The ‘Welcome Cyclists’ signs, which were installed at the outskirts of Port Hope, Cobourg, Colborne and Brighton, are the first of their kind in the province – and they signal the growing importance of cycling tourism to the region.
The signs offer more than just a welcome feeling. They include a quick response code that cyclists can access with a Smartphone. It takes them to welcomecyclists.ca, a site that has a wealth of information about local bike routes and services, tourist attractions and cyclist-friendly accommodations and restaurants.
“It’s a pilot project for an eventual province-wide application,” says Louisa Mursell, project manager for the Welcome Cyclists Network, a program that promotes cycle tourism in Ontario.
Adds Teresa Grant of Northumberland County Economic Development and Tourism: “The initial response has been overwhelmingly positive.”
Cycle tourism is growing quickly all across the province – helped in part by the bike/train initiative that provides cyclists with bike racks on a number of VIA, GO and Ontario Northland trains – and there’s no mystery to its popularity.
“Cycle tourists want to experience new and natural destinations and they want to combine it with physical activity,” says Mursell. “It’s part of a greater ‘green-shift’ in consumer’s mindsets.”
Municipalities from Niagara region to eastern Ontario are sitting up and taking notice of the trend, because the economic impact can be substantial.
Recent research shows that the cycle tourists tend to be middle to senior professionals with higher than average incomes – 45 per cent make +$75,000 a year.
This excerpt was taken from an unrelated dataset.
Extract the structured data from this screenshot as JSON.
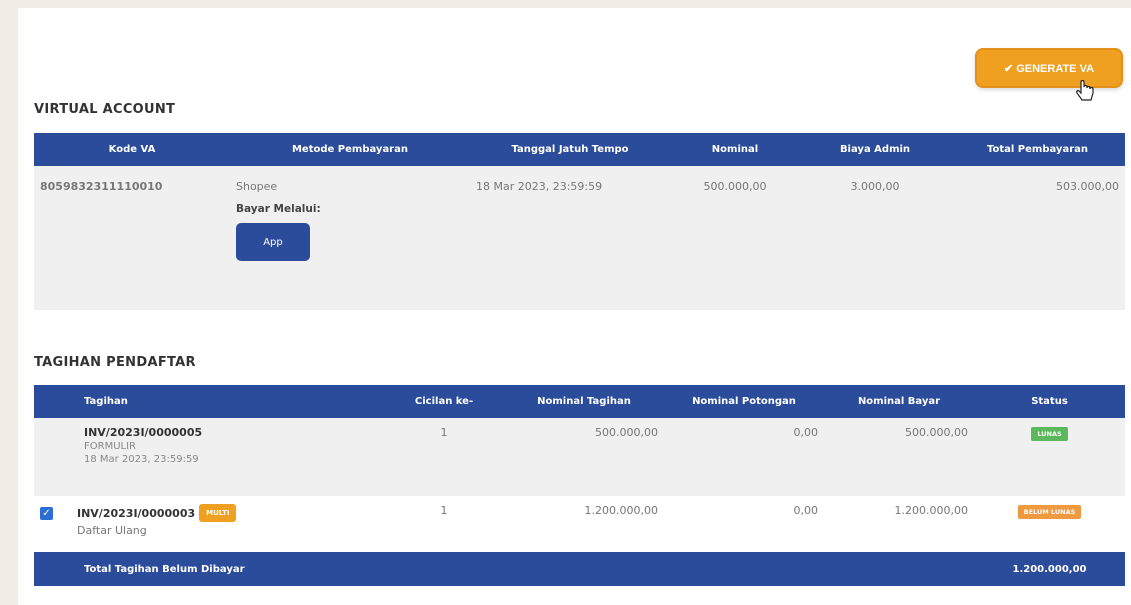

They also stay longer and spend more money than other tourists.
To help municipalities take advantage of the growing market, the Welcome Cyclists Network was created in 2008. The network developed a set of standards and criteria to certify bicycle-friendly businesses and to provide cycle tourism product knowledge training.
To date, it has held 19 workshops across the province, each tailored to the particular region, and has certified over 350 businesses.
“Cycle tourists have specific needs and businesses need to know how to service them properly,” says Mursell. “Cyclists want to know the best bike routes and trails, local cycling events, bike rental and repair shops and where they can find accommodations and restaurants with secure bike lock-up.”
It’s not just municipalities that are waking up to the potential of cycle tourism. Smart businesses are finding innovative ways to attract cyclists as well.
One example is Cycle and Stay Niagara [link to: www.cycleandstayniagara.com], a network of 10 “cycle friendly” bed-and-breakfast accommodations in Niagara.
“We’re on the Greater Niagara Circle Route, a system of 140 kilometres of paved, off-road trails that wind along the Niagara River,” says Jane Griffiths of the Duncan Quinn B&B in Niagara-on-the-Lake.
“We saw attracting cycle tourists as a way to build our business, so we got together with nine other B&Bs along the route, ones we knew offered the same level of service we do, and formed Cycle and Stay Niagara.”
That was three years ago and since then Griffiths says she’s seen a “definite increase in cycle tourists,” including more from Quebec.
“It’s been a smart business move for us.”